Holy Trinity Catholic School Division has approved its amended 2023-24 budget, which includes $494,166 in provincial funding to support enrolment growth and classroom challenges and overall revenue growth of 2.4 per cent.

Division trustees had originally approved next year’s budget in May. However, the Ministry of Education announced in June that it would provide $40 million to help the province’s 27 school divisions address their challenges. 

The province gave Holy Trinity $208,206 for classroom complexity and $285,960 for enrolment growth. 

Trustees discussed the updated budget recently and approved it.

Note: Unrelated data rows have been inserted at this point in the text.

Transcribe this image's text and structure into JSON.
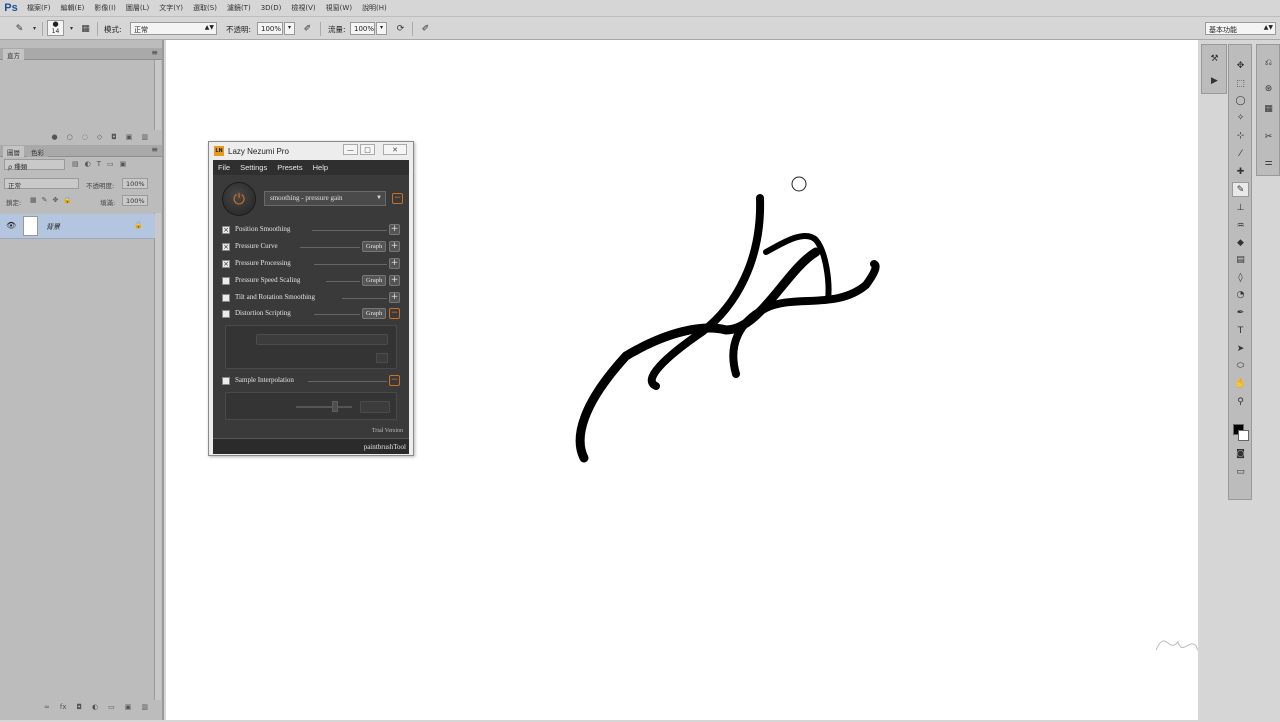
{
  "app": {
    "logo": "Ps"
  },
  "menu": [
    "檔案(F)",
    "編輯(E)",
    "影像(I)",
    "圖層(L)",
    "文字(Y)",
    "選取(S)",
    "濾鏡(T)",
    "3D(D)",
    "檢視(V)",
    "視窗(W)",
    "說明(H)"
  ],
  "options": {
    "brush_size": "14",
    "mode_label": "模式:",
    "mode_value": "正常",
    "opacity_label": "不透明:",
    "opacity_value": "100%",
    "flow_label": "流量:",
    "flow_value": "100%",
    "workspace": "基本功能"
  },
  "left": {
    "histogram_tab": "直方",
    "layers_tabs": [
      "圖層",
      "色彩"
    ],
    "filter_kind": "ρ 種類",
    "blend_mode": "正常",
    "opacity_label": "不透明度:",
    "opacity_value": "100%",
    "lock_label": "鎖定:",
    "fill_label": "填滿:",
    "fill_value": "100%",
    "layer_name": "背景"
  },
  "lazy": {
    "logo": "LN",
    "title": "Lazy Nezumi Pro",
    "menu": [
      "File",
      "Settings",
      "Presets",
      "Help"
    ],
    "preset": "smoothing - pressure gain",
    "features": [
      {
        "label": "Position Smoothing",
        "checked": true,
        "graph": false
      },
      {
        "label": "Pressure Curve",
        "checked": true,
        "graph": true
      },
      {
        "label": "Pressure Processing",
        "checked": true,
        "graph": false
      },
      {
        "label": "Pressure Speed Scaling",
        "checked": false,
        "graph": true
      },
      {
        "label": "Tilt and Rotation Smoothing",
        "checked": false,
        "graph": false
      },
      {
        "label": "Distortion Scripting",
        "checked": false,
        "graph": true
      }
    ],
    "graph_label": "Graph",
    "sample_label": "Sample Interpolation",
    "trial": "Trial Version",
    "status": "paintbrushTool"
  }
}
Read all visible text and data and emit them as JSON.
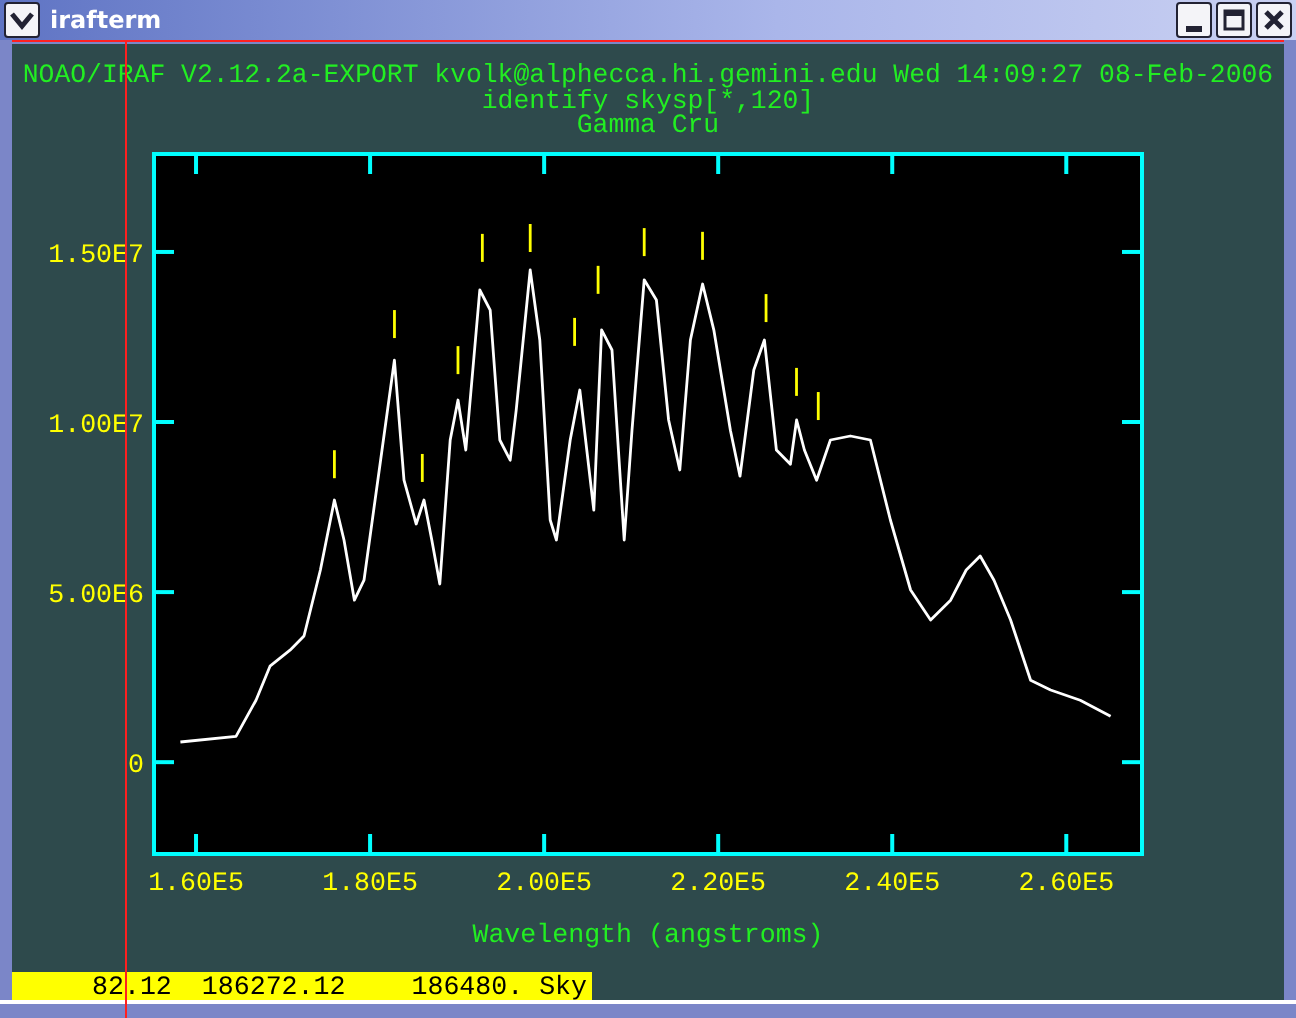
{
  "window": {
    "title": "irafterm"
  },
  "header": [
    "NOAO/IRAF V2.12.2a-EXPORT kvolk@alphecca.hi.gemini.edu Wed 14:09:27 08-Feb-2006",
    "identify skysp[*,120]",
    "Gamma Cru"
  ],
  "plot": {
    "chart_data": {
      "type": "line",
      "xlabel": "Wavelength (angstroms)",
      "x": [
        158200,
        164600,
        166900,
        168500,
        170800,
        172400,
        174300,
        175900,
        177000,
        178200,
        179300,
        181200,
        182800,
        183900,
        185300,
        186200,
        187100,
        188000,
        189200,
        190100,
        191000,
        192600,
        193800,
        194900,
        196100,
        196800,
        198400,
        199500,
        200700,
        201400,
        203000,
        204100,
        205700,
        206600,
        207800,
        209200,
        210100,
        211500,
        212900,
        214300,
        215600,
        216800,
        218200,
        219500,
        221400,
        222500,
        224100,
        225300,
        226700,
        228300,
        229000,
        229900,
        231300,
        232900,
        235200,
        237500,
        239800,
        242100,
        244400,
        246700,
        248500,
        250100,
        251700,
        253600,
        255900,
        258200,
        261600,
        265100
      ],
      "series": [
        {
          "color": "#ffffff",
          "values": [
            590000,
            760000,
            1820000,
            2820000,
            3290000,
            3710000,
            5650000,
            7710000,
            6530000,
            4760000,
            5350000,
            8880000,
            11820000,
            8290000,
            7000000,
            7710000,
            6530000,
            5240000,
            9470000,
            10650000,
            9180000,
            13880000,
            13290000,
            9470000,
            8880000,
            10350000,
            14470000,
            12410000,
            7120000,
            6530000,
            9470000,
            10940000,
            7410000,
            12710000,
            12120000,
            6530000,
            9760000,
            14180000,
            13590000,
            10060000,
            8590000,
            12410000,
            14060000,
            12710000,
            9760000,
            8410000,
            11530000,
            12410000,
            9180000,
            8760000,
            10060000,
            9180000,
            8290000,
            9470000,
            9590000,
            9470000,
            7120000,
            5060000,
            4180000,
            4760000,
            5650000,
            6060000,
            5350000,
            4180000,
            2410000,
            2120000,
            1820000,
            1350000
          ]
        }
      ],
      "xlim": [
        155170,
        268700
      ],
      "ylim": [
        -2700000,
        17880000
      ],
      "xticks": [
        {
          "value": 160000,
          "label": "1.60E5"
        },
        {
          "value": 180000,
          "label": "1.80E5"
        },
        {
          "value": 200000,
          "label": "2.00E5"
        },
        {
          "value": 220000,
          "label": "2.20E5"
        },
        {
          "value": 240000,
          "label": "2.40E5"
        },
        {
          "value": 260000,
          "label": "2.60E5"
        }
      ],
      "yticks": [
        {
          "value": 0,
          "label": "0"
        },
        {
          "value": 5000000,
          "label": "5.00E6"
        },
        {
          "value": 10000000,
          "label": "1.00E7"
        },
        {
          "value": 15000000,
          "label": "1.50E7"
        }
      ]
    }
  },
  "status_bar": [
    "82.12",
    "186272.12",
    "186480. Sky"
  ]
}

Before the provincial announcement, Holy Trinity had budgeted revenues and expenses next year at $27,825,824 and full-time equivalent (FTE) staff levels at 253.01, according to a board report. After receiving the additional funding, projected revenues and expenses are now at $28,460,784 and expected FTE staffing levels are 256.51.

Therefore, this amounts to year-over-year increases, respectively, of $673,587 (2.4 per cent), $1,100,847 (four per cent) and 8.58 FTE (3.5 per cent).

Meanwhile, the division expects to receive $11,125,000 in capital funding next year, which is $375,000 — or 3.5 per cent — more than this year. Its projected capital expenses are $11,724,434, which is $395,185 — or 3.5 per cent — more than this year.

One notable decrease is funding for preventative maintenance and renewal (PMR) projects, which focus on upgrading schools. Funding next year is $541,351, compared to $595,078 this year, a drop of $53,727 or 9.1 per cent.

Holy Trinity will use the classroom complexity money to hire one FTE interventionist, two FTE educational assistants (EAs), an extra contracted educational psychologist, and for professional development of EAs serving students with complex needs, explained CFO Curt Van Parys. 

Meanwhile, the division plans to proportionally distribute the enrolment funding across the categories of instruction ($237,630), plant operations and maintenance ($37,805) and transportation ($10,525), he continued. The division may make further allocations to address any unexpected growth in student numbers.

“We definitely are feeling it in terms of additional supports that our schools are requesting, particularly in the educational assistant world,” Van Parys remarked. “And also, (there) is some additional opportunity within instruction to help our schools manage the phys-ed programming for our elementary schools.”

Van Parys was confident the division would receive the enrolment money since the division is already at 2,400 registered students compared to the projection of 2,346.

Next year’s budget supports the board’s three priorities of learning, human resources and technology, the CFO continued.

With learning, the budget focuses on literacy and numeracy; mental health and well-being of staff and students, including maintaining a wellness coach; supporting the YMCA’s early learning centres; supporting professional learning; and enhancing educational psychology services.

With human resources, the budget aims to keep the pupil-teacher ratio (PTR) at 22:1 for grades 1 to 3, 26:1 for grades 4 to 6, and 27:1 for grades 7 and 8. Furthermore, the division will continue its focus on safety training, such as CPR and First Aid, mental health first aid, suicide prevention, violence assessment, and crisis intervention. 

The organization is also preparing for the start of collective bargaining with the provincial teachers’ union this August; collective bargaining with the local union next August; bargaining with Swift Current and Shaunavon staff next year; and negotiations with the local teachers’ association in 2027.

With technology, the division plans to implement an analytics data tool to help analyze assessment data; continue using three software programs; continue purchasing new Chromebooks for Grade 9s at Vanier Collegiate; upgrade server infrastructure; purchase more interactive touch TVs for kindergarten to Grade 3 classrooms; and restructure the budget to support a multi-year tech plan.

Holy Trinity expects to receive $8,625,000 for the joint-use school project, which has ballooned to $65,766,000 from $46,931,000, Van Parys added. Meanwhile, the division expects to receive $2.5 million for upgrades at École St. Margaret School but plans to ask for more since the overall project is $5.5 million.